Engineering the Wireless Hospital: Mobility and Connectivity
In hospitals where wireless medical devices transmit data that are critical to patient care, it is crucial that these devices never lose connectivity, even when the devices are on the move. Mobility is particularly crucial in hospitals because of the dynamic nature of the environment; patients with body-worn sensors, nurses with workstations-on-wheels, and doctors with wireless medical devices are constantly moving around.
Mobility and connectivity are critical for wireless medical devices
In a Wi-Fi context, mobility means the ability of a client device to roam, or switch, from one access point (AP) to another while still maintaining an active network connection. When roaming is effective, client devices can move from one area to another and roam from AP to AP without disrupting applications that require a persistent network connection.
A Wi-Fi client device will roam from one AP to another when its current connection becomes suboptimal. As the client moves away from the AP to which it is connected, the strength of the signal decreases and RF interference in the area generally increases. Due to the decreased signal strength and increased interference, some transmitted data packets are not received, forcing the sender to retry the transmission. To maintain the Wi-Fi connection, the client and AP negotiate a lower data rate. If the client continues to move away from the AP, then it eventually reaches the edge of coverage for that AP, where the Wi-Fi connection can be maintained only at the lowest data rate supported by that AP. Beyond the AP edge of coverage, the client is out of range, and the connection with the AP is lost. Therefore, to prevent loss of coverage, the client will switch to an AP with stronger signal, thus preventing a drop in connectivity.
While the physical movement of a client is the most common trigger for roaming, it is also possible for a stationary device to roam. Suppose that a stationary device is within range of two APs and connected to one of them. If a patient, doctor, nurse or hospital visitor positions his or her body between the device and the AP it is connected to, their body may block enough of the Wi-Fi signal that the client is forced to roam to the second AP to avoid losing its connection.
The process of roaming is more complex that just switching from one AP to another. There are four steps involved in the process:
- Evaluate: Determine if the connection with the current AP is less than optimal.
- Scan: If the connection is less than optimal, then scan the vicinity for other APs.
- Select: Determine if any AP within range is likely to provide a better connection than the current AP.
- Roam or Repeat: Roam from the current AP to the best candidate in the vicinity, or determine when to repeat the process beginning at step 1 again.
The most common way to evaluate the current connection is to compare the strength of the RF signal from the current AP to a configured threshold value. If the signal strength is weaker than the threshold, then the client must look for an AP that offers a better connection.
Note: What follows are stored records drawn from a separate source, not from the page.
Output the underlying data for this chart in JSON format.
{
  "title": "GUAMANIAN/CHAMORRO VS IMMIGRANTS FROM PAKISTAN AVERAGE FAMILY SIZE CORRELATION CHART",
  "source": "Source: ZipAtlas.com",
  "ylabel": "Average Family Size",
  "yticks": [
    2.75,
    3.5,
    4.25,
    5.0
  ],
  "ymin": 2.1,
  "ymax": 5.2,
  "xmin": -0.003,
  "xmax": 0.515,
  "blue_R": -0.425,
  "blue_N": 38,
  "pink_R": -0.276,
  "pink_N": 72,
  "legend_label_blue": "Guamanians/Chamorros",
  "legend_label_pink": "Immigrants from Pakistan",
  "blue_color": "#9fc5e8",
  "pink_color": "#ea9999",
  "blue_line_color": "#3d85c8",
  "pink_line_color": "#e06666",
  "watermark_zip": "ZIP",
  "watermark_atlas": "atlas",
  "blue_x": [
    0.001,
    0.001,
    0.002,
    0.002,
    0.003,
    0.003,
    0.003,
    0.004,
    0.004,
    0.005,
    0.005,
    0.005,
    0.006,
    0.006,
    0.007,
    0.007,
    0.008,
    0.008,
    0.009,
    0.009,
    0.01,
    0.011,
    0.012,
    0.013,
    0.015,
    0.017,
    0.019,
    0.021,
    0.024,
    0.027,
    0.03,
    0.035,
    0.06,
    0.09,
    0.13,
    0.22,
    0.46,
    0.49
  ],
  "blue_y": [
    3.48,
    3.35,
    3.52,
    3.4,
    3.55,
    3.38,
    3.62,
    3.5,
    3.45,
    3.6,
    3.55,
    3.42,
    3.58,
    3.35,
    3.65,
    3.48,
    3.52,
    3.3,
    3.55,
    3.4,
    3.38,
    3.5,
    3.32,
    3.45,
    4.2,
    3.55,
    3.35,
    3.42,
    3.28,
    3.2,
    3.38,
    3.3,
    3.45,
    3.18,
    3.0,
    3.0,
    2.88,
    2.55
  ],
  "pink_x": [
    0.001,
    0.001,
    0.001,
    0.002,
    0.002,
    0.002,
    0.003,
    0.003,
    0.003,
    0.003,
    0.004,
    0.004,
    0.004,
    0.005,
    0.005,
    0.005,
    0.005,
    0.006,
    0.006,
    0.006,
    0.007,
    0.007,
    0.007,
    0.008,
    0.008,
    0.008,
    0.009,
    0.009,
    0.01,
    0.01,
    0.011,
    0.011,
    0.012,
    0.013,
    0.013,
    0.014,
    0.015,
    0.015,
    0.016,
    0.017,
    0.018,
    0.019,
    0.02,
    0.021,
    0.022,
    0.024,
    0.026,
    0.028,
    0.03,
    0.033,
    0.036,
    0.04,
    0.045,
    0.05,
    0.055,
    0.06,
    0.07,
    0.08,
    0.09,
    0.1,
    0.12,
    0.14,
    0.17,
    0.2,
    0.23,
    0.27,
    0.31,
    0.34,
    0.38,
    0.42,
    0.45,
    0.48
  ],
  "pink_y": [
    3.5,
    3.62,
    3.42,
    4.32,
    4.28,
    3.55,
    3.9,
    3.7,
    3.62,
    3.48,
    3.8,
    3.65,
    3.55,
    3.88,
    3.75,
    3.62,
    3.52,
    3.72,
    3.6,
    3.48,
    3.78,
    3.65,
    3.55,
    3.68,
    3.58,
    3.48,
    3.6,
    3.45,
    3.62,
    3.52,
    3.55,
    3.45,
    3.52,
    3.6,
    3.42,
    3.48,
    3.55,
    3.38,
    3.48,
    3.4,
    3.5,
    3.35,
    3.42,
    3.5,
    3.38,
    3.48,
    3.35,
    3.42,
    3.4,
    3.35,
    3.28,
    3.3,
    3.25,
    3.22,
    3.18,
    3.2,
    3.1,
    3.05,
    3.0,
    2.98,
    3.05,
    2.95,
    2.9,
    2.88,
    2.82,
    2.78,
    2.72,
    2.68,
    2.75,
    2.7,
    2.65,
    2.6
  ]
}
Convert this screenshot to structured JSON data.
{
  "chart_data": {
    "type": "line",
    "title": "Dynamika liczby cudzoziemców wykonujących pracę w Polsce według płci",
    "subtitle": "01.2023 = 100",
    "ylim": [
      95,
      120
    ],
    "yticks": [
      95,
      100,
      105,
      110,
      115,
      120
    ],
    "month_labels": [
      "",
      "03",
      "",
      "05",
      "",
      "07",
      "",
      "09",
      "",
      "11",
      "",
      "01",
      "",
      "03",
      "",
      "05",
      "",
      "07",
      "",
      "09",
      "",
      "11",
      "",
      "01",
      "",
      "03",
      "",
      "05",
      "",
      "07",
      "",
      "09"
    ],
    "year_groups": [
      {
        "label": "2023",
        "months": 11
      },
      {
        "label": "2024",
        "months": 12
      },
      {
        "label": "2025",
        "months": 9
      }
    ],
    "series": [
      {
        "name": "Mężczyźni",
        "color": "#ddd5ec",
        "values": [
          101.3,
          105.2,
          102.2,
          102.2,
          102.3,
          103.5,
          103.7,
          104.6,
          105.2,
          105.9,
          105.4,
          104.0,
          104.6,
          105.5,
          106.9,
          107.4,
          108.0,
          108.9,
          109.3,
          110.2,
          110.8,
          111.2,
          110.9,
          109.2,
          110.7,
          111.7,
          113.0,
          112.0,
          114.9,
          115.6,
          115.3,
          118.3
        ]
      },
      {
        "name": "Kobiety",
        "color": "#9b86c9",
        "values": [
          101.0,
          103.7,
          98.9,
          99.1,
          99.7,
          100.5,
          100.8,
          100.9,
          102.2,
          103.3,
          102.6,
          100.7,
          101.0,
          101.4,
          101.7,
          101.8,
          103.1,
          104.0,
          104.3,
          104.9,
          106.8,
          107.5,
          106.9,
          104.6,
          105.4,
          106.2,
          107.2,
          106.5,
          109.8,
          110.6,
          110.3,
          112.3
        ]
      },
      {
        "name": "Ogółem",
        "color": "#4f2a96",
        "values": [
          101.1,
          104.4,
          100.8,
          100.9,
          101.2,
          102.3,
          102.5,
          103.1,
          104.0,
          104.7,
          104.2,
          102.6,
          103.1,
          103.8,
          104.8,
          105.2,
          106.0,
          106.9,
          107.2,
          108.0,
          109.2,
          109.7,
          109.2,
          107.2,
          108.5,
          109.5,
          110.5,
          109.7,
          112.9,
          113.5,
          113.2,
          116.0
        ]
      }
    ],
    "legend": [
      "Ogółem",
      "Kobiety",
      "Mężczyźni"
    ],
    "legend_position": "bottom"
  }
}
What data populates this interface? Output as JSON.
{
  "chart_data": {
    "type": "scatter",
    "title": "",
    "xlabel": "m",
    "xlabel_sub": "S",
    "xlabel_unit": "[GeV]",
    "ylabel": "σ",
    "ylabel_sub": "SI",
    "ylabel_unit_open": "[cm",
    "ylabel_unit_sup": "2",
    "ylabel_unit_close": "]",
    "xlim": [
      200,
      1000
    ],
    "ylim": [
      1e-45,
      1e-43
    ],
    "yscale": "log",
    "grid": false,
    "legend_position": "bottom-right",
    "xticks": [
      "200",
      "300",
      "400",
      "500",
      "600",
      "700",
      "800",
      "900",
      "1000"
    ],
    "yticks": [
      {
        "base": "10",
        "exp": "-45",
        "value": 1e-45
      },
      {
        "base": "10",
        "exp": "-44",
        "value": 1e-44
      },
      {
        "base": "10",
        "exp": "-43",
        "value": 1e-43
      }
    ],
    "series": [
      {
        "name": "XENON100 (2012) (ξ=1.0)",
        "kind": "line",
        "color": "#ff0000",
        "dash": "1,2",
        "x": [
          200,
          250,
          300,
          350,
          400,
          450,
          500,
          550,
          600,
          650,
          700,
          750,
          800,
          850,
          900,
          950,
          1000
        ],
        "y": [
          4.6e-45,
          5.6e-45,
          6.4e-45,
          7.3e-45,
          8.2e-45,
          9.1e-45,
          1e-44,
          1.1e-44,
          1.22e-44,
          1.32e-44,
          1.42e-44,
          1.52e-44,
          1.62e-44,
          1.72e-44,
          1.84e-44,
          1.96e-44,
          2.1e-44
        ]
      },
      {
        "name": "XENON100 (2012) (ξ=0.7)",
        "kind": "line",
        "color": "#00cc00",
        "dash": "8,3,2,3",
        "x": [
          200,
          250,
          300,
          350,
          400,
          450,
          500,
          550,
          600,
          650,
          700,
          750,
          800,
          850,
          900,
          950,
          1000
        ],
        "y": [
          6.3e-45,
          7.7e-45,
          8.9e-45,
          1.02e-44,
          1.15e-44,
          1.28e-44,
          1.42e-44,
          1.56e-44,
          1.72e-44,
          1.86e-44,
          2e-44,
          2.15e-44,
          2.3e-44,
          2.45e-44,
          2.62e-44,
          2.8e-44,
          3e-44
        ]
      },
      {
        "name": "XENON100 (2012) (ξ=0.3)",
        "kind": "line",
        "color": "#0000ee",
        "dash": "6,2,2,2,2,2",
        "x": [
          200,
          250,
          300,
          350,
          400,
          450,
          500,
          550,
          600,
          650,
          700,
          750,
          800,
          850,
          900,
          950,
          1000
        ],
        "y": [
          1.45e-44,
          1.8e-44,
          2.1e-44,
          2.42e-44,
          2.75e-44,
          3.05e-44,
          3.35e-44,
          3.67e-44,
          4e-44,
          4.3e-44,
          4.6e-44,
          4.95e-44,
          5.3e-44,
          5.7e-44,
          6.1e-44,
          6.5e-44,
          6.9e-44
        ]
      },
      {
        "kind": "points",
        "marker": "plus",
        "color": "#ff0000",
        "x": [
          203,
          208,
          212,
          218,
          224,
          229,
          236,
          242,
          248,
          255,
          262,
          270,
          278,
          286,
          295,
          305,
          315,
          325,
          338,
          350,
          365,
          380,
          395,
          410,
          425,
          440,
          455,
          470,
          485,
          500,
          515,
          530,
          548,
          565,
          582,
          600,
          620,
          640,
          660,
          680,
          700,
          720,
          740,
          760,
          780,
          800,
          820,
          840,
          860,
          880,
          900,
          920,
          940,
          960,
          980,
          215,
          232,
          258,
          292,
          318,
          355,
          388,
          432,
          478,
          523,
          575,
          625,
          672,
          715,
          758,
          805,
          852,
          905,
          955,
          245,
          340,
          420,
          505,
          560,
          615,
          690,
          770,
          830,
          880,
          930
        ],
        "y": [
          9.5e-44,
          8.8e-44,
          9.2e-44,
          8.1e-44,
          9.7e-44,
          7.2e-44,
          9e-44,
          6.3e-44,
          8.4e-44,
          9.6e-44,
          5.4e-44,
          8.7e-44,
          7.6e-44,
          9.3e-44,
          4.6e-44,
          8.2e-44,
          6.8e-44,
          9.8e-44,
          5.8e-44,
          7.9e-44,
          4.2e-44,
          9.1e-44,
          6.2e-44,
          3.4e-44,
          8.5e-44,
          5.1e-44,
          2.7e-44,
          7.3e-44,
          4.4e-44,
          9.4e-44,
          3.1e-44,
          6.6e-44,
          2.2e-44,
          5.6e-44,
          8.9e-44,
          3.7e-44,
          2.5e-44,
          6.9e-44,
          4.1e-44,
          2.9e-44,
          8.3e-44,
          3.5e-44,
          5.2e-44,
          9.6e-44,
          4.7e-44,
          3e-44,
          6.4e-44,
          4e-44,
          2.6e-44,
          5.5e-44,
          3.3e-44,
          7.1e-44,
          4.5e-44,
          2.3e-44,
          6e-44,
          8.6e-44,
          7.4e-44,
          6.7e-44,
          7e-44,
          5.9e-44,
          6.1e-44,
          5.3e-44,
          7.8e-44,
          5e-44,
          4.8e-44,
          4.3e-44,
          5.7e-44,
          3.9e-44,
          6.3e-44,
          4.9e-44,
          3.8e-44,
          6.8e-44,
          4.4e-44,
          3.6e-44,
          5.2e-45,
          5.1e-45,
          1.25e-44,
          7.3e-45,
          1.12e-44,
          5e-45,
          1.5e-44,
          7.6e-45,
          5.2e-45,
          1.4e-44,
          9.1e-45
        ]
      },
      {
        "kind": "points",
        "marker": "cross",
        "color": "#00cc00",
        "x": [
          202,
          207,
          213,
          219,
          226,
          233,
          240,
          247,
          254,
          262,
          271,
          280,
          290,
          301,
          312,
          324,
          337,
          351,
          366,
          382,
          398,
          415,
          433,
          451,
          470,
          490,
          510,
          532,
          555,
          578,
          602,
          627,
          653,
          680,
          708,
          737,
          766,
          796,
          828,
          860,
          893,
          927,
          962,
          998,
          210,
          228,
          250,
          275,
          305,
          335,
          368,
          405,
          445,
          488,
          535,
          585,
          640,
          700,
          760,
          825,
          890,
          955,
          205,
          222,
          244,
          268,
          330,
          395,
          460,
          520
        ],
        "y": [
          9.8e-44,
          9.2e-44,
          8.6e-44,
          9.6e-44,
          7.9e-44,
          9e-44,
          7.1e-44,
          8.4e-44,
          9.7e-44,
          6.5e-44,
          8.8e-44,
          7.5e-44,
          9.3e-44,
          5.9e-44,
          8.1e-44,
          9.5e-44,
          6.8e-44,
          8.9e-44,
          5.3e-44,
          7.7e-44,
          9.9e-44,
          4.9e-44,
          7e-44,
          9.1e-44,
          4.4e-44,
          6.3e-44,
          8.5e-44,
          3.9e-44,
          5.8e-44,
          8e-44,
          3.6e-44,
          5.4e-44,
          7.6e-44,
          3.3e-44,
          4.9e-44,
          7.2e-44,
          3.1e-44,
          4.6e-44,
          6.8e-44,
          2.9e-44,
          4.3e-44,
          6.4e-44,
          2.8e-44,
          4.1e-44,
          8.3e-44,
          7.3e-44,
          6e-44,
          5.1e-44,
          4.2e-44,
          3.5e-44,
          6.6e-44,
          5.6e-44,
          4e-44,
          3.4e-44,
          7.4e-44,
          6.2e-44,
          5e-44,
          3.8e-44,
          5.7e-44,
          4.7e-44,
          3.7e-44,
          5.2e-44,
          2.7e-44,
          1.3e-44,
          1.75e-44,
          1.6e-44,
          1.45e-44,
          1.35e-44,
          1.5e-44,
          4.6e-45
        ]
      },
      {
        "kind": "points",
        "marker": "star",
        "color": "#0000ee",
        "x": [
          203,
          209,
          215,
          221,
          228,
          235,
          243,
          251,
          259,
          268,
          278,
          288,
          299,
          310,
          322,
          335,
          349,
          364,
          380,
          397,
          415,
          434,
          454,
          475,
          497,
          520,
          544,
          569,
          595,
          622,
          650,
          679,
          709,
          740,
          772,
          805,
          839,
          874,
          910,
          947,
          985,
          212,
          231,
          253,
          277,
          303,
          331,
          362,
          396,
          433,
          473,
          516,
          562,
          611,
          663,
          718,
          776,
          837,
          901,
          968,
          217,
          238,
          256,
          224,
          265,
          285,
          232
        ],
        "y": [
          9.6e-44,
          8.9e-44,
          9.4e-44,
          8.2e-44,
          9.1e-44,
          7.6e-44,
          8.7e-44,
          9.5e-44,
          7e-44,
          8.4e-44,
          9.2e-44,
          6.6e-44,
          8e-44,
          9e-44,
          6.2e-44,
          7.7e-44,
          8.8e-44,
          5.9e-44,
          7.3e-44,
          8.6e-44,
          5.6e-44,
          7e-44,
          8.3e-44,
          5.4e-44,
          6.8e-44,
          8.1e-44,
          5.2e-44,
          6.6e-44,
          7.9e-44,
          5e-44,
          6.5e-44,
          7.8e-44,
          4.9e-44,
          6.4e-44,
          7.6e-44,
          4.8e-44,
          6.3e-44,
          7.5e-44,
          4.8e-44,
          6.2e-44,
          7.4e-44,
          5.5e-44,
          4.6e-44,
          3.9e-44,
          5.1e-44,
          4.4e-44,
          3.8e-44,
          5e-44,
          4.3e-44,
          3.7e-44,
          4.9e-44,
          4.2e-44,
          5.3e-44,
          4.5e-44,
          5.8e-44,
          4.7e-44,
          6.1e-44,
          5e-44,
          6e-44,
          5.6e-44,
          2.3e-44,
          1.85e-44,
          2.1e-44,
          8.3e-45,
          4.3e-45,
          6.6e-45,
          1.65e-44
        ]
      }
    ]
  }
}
To determine which APs are within range of the device, the client radio must scan every frequency channel. There are two ways that a client device can scan these Wi-Fi channels: actively and passively. The more efficient scan is an active scan, where the client radio issues a probe request and listens for a probe response from an AP. With a passive scan, the client radio listens on each channel for beacons, which APs send out periodically. The risk with a passive scan is that the client may miss the AP’s beacon if the client does not listen long enough on a given channel.
After scanning, the client selects the AP that is likely to offer the most reliable connection. The decision typically is based on the strength of signal from the AP, because that is the only relevant information that a client can glean from a typical AP’s probe response. There is one risk that goes along with the scanning process. While a client radio is doing active or passive scanning, it cannot interact with the AP with which it is connected. The longer the scanning process takes, the more risk that there will be a disruption in the current connection. This is especially important in healthcare settings where some device applications are life-critical.
Some 5 GHz channels require support for dynamic frequency selection (DFS). A Wi-Fi client device cannot do active scans on DFS channels but must rely on passive scans. Longer scan times make it more difficult to keep a connection active while roaming across APs. For this reason, it is preferable for mobile medical devices to avoid using 5 GHz channels which mandate support for DFS.
It is important to note that a client radio cannot be associated, or connected, to two APs at the same time. Once it decides to roam to a new AP, the client must disassociate from its current AP and associate to the new one. After associating to the new AP, the client must re-authenticate to the network that the new AP is on. Once the client completes the roam, the two APs must interact to ensure that the infrastructure is aware that the client has moved from one AP to another.
Not all wireless medical devices have the same Wi-Fi mobility and roaming capabilities. It is important that hospital IT professionals choose wireless medical devices that have embedded Wi-Fi modules which go through the roaming process quickly and seamlessly.